Quando a morte chega nós já estamos vestidos com a nossa melhor roupa para a receber.

Recordo-te!
O cabelo empastamado de gel, o fato cinzento ligeiramente curto nas mangas,
a gravata preta bem apertada, o corpo imóvel, os olhos fechados, os sapatos de verniz
que o teu pai te oferecera e que nunca chegaras a calçar.
Pela primeira vez soube-te quieto
e essa quietude, ao contrário de tantas outras vezes, não era desejada.

Porquê?
Porque sim!

Esta pergunta faz tanto sentido como aquela que te fiz quando festejavas o teu décimo quarto aniversário. Eu fui a convidada mais bem vestida, ou pelo menos aquela que mais chamou a atenção, o meu vestido aos quadrados vermelhos e amarelos não me deixava passar despercebida. Quando todos já se tinham ido embora e depois de ter assistido à briga que tiveras com o Zeca por causa do último biscoito de laranja, perguntei-te: "Porque gostas de biscoitos de laranja?" e tu respondeste com as faces rosadas e as mãos atrás das costas: "Porque sim!" e eu acreditei na tua resposta e tomei-a como a minha única certeza. Afinal quer a pergunta como a resposta não fazem o mínimo sentido.

Eu choro,
Tu choras,
Ele chora,
Nós choramos,
Vós chorais,
Eles choram.

Eu chorarei,
tu chorarás,
ele chorará,
nós choraremos,
vós chorareis,
eles chorarão

para sempre a tua morte!


"Quando morrer não quero marchas fúnebres, quero risos e sorrisos", apenas consegui realizar metade deste teu desejo meu anjo, a segunda parte pareceu-me impossível visto não conseguir silenciar a dor que habitava os corações dos que como eu te amavam.

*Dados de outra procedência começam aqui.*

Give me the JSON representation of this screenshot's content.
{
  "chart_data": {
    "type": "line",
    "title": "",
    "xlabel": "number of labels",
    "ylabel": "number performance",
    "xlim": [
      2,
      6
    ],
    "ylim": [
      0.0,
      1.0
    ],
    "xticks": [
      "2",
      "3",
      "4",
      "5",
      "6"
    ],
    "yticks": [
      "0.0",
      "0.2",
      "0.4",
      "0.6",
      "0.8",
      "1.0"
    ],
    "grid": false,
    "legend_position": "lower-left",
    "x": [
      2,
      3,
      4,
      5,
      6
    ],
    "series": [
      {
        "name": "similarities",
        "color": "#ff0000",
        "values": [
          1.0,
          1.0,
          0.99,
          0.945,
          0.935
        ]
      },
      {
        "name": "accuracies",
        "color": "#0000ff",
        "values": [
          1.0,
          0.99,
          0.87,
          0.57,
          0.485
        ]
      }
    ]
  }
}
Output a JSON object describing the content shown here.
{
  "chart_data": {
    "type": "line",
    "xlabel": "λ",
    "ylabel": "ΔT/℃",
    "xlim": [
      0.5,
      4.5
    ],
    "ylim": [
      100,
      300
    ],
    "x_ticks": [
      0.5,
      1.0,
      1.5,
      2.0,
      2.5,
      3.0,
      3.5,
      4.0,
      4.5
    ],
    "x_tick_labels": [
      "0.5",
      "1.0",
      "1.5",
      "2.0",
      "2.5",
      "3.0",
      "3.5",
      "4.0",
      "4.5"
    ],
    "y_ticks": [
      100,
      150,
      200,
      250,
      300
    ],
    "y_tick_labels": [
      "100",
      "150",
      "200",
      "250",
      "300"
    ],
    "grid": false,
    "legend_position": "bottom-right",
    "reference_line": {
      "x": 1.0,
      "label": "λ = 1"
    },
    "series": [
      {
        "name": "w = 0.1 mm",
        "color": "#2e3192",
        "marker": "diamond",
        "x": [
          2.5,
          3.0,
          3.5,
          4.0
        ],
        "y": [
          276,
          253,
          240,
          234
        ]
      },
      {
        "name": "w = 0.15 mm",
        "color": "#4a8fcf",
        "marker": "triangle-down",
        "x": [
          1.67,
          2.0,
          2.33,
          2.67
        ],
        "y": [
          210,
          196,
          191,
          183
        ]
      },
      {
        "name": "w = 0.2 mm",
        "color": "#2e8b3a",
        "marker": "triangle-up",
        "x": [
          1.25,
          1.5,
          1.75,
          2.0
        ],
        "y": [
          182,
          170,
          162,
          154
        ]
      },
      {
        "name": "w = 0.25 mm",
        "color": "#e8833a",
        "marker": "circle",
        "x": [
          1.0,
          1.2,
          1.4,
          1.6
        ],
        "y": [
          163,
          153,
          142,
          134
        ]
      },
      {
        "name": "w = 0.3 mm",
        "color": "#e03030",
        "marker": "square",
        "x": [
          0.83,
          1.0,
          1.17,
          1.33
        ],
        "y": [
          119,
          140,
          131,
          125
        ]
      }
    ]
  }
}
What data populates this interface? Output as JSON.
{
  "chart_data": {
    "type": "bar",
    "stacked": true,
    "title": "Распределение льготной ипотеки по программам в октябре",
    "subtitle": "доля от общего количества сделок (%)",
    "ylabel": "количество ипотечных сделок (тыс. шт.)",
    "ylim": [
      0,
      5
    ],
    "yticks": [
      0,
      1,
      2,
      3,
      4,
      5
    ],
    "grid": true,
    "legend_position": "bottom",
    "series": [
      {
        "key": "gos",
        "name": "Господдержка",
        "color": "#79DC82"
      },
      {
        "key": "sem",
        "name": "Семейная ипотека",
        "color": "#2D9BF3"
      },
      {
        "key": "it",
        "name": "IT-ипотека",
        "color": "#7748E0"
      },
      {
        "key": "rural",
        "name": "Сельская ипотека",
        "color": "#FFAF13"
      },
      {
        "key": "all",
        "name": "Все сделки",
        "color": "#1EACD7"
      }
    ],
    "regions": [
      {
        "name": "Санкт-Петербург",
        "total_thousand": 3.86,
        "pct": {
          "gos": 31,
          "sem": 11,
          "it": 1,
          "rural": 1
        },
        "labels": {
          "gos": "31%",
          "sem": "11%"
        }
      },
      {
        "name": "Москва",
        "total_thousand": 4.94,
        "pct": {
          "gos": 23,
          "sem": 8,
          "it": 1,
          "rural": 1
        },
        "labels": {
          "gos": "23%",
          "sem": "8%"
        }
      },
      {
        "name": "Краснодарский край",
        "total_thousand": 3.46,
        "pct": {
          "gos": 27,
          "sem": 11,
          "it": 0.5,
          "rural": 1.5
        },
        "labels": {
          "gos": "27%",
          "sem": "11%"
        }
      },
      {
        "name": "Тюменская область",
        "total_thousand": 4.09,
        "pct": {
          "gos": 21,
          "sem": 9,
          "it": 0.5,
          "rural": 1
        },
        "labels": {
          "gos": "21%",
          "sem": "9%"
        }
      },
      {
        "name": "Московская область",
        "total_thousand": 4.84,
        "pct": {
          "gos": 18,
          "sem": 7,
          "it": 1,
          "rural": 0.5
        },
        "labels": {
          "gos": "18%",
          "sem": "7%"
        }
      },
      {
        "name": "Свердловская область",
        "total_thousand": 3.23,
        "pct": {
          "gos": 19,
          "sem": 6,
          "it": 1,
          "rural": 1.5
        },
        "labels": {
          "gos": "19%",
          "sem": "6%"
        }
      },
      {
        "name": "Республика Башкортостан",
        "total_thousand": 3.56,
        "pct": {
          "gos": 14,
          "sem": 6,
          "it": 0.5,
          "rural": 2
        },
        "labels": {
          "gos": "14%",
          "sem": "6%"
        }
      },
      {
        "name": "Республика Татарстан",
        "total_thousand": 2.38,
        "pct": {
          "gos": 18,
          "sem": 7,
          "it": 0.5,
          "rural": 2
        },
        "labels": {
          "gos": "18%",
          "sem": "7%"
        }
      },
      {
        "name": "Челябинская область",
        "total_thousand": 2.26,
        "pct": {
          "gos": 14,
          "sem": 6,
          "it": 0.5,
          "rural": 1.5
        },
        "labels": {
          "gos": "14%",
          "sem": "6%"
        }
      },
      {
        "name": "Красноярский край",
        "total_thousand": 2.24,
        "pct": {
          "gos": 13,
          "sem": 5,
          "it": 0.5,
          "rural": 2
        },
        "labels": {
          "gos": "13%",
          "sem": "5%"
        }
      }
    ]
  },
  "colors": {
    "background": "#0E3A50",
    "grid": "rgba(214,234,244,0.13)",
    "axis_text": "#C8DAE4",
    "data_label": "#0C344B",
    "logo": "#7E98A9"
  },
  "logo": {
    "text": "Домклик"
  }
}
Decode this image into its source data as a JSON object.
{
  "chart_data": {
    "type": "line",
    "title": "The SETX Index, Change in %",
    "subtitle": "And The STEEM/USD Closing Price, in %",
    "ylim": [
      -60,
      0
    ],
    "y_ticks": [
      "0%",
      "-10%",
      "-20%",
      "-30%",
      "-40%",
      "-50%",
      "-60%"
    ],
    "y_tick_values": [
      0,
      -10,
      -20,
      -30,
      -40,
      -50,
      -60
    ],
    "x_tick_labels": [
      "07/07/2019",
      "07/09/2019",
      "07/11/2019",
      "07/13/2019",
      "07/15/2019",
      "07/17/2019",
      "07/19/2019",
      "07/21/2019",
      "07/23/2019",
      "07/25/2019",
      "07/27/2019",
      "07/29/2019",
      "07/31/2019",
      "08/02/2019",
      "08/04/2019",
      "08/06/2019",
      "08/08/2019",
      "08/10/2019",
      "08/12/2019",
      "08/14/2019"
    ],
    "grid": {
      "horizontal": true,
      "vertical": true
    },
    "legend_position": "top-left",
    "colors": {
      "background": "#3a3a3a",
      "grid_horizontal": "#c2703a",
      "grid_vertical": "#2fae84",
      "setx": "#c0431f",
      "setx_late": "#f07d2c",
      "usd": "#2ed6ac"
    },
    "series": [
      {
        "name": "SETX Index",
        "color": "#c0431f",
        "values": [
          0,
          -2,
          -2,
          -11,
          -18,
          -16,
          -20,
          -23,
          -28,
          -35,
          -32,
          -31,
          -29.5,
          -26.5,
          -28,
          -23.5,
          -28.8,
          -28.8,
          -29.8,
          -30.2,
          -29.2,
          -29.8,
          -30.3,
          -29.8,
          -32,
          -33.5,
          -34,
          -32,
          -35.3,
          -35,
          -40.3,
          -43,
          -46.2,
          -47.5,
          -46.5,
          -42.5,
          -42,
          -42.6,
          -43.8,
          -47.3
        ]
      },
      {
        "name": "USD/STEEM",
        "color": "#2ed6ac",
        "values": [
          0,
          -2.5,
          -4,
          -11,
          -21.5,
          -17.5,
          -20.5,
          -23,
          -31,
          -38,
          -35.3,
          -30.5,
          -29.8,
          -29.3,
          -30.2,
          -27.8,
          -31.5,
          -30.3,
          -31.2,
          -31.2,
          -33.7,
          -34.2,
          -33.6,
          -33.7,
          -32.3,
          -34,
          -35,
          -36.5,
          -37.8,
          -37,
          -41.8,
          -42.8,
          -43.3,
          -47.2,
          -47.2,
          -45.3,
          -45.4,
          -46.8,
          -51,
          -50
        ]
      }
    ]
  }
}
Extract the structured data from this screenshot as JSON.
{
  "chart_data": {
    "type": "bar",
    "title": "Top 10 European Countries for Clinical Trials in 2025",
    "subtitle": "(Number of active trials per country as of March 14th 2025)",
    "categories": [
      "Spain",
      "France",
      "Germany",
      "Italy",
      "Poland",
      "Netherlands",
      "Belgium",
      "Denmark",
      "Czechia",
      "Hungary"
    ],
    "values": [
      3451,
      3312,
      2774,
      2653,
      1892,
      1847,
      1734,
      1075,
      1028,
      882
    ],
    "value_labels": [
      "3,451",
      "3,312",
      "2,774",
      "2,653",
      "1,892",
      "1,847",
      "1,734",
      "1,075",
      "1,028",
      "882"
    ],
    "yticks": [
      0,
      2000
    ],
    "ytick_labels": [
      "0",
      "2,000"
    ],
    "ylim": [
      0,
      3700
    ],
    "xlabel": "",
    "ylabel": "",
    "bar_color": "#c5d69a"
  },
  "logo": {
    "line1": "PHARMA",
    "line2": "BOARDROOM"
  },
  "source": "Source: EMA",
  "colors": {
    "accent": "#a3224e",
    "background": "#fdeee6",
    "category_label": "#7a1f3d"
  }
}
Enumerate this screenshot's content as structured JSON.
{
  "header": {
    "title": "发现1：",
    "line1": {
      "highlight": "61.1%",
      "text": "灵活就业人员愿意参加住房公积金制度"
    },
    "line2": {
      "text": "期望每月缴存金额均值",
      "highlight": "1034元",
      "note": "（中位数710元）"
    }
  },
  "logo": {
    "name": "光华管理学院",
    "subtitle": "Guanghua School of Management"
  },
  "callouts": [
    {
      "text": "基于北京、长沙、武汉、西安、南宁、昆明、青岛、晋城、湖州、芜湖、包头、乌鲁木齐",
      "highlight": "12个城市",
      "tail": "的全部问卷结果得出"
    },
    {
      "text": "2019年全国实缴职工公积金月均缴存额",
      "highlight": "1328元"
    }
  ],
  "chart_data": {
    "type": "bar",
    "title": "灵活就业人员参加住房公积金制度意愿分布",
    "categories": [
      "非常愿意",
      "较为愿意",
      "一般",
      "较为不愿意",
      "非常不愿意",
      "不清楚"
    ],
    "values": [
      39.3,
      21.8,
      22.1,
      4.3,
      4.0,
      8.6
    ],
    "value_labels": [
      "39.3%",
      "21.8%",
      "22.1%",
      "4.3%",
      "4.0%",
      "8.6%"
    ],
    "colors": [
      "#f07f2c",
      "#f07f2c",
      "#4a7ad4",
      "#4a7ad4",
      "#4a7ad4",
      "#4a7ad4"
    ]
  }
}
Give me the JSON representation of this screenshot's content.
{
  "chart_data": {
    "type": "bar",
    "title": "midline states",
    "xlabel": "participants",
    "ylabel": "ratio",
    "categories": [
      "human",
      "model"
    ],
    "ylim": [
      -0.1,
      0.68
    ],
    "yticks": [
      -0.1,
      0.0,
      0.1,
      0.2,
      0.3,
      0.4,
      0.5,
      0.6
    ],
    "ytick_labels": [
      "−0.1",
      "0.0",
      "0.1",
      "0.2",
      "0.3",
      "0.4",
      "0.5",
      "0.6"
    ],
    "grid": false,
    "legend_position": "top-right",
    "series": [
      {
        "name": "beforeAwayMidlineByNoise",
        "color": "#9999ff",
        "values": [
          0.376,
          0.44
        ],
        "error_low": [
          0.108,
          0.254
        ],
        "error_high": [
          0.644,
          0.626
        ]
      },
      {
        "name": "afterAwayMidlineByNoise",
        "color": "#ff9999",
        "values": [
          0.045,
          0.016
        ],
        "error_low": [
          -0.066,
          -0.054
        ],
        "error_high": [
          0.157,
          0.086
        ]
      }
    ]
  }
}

Lembraste do dia em que completei quinze anos? Chegaste à minha beira com as mãos atrás das costas e abriste a boca para falar mas nenhuma palavra conseguiste proferir, ficaste vermelho, depois azul, até que me atiraste com uma rosa branca e desataste a fugir. Hoje meu anjo sou eu que te atiro uma rosa branca, ao contrário da tua esta não terá um destino tão feliz, não terá umas mãos para a receber e em breve murchará como todas estas rosas brancas que agora seguram as minhas lágrimas.

Sento-me na tua campa e passo a mão pelo teu rosto, se tu soubesses que para mim sempre foste mais do que um menino de pensamentos mórbidos e tristeza no olhar, se tu conseguisses ler o epitáfio que te pintei na lápide. Não! Não é aquele que tinhas sublinhado no teu caderno de capa preta nem nenhum dos outros que lá escreveste.

Sempre pensei em ti como o menino envergonhado, o menino tímido mas o menino dos gestos perfeitos e das minhas únicas certezas. Por isso na tua lápide pode ler-se:

"Porquê?
Porque Sim!"



* este texto é uma homenagem ao meu melhor amigo
que infelizmente nunca conseguiu ler o epitáfio que lhe pintei na lápide,
logo ele que sempre adorou a palavra "epitáfio".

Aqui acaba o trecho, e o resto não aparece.